U.S. home prices move up again

The Scotsman Guide - Victor Whitman - 26 October 2016

Home prices continued to rise at a strong pace in August, according to the S&P CoreLogic Case-Shiller indices and government studies.

U.S. national home prices made an annual gain of 5.3 percent in August, which was up from the 5 percent annual gain in July, Case-Shiller reported. Home prices also accelerated in the major cities. Case-Shiller’s 10-city and 20-city composite indices posted annual gains of 4.3 percent and 5.1 percent in August, Case-Shiller reported.

Prices are rising the fastest in Portland (up 11.7 percent annually), Seattle (up 11.4 percent) and Denver (up 8.8 percent), Case-Shiller said.

“Supported by continued moderate economic growth, home prices extended recent gains,” said  David Blitzer, managing director and chairman of the Index Committee at S&P Dow Jones Indices. “All 20 cities saw prices higher than a year earlier with 10 enjoying larger annual gains than last month,” Blitzer continued.

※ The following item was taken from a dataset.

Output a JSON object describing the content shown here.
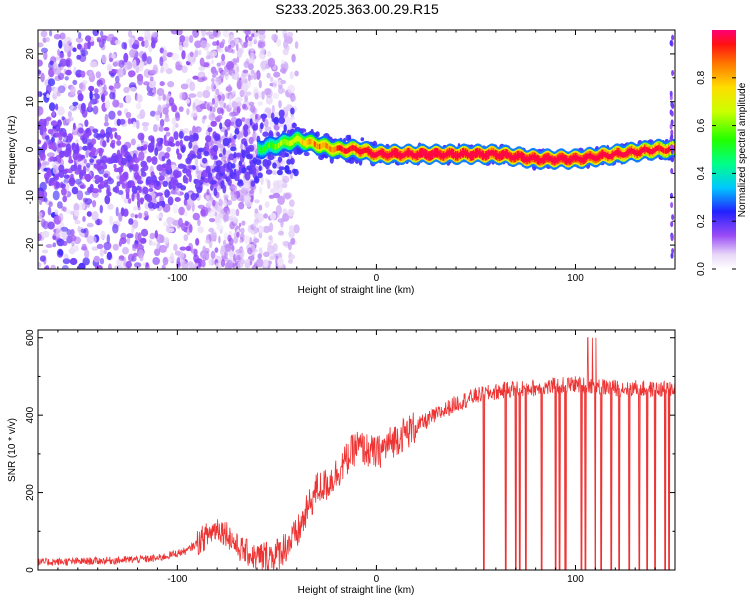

Blitzer said that the data on home sales, new-home construction permitting and affordability suggests "a reasonably health" housing market.  

The Federal Housing Finance Agency (FHFA) reported even stronger annual gains in August. Overall home prices rose 6.4 percent compared to August 2015, but he gains were uneven across regions, FHFA said. Annual price growth ranged from 3.3 percent in the mid-Atlantic region to 7.9 percent in the Pacific region. FHFA’s indices are based on Fannie Mae and Freddie Mac loan data. 

Although many analysts have raised red flags about rising prices, not all agree that it is a problem. The title company First American Corp. estimated that nominal house prices rose 5.7 percent annually, but those gains have been offset by rising wages and low rates.

 Home prices in real terms decreased by 2.6 percent annually in August, First American’s Chief Economist Mark Fleming said.

“Contrary to popular opinion, housing isn’t getting more expensive,” Fleming said. “In fact, on a purchasing-power adjusted basis, housing is becoming more affordable.”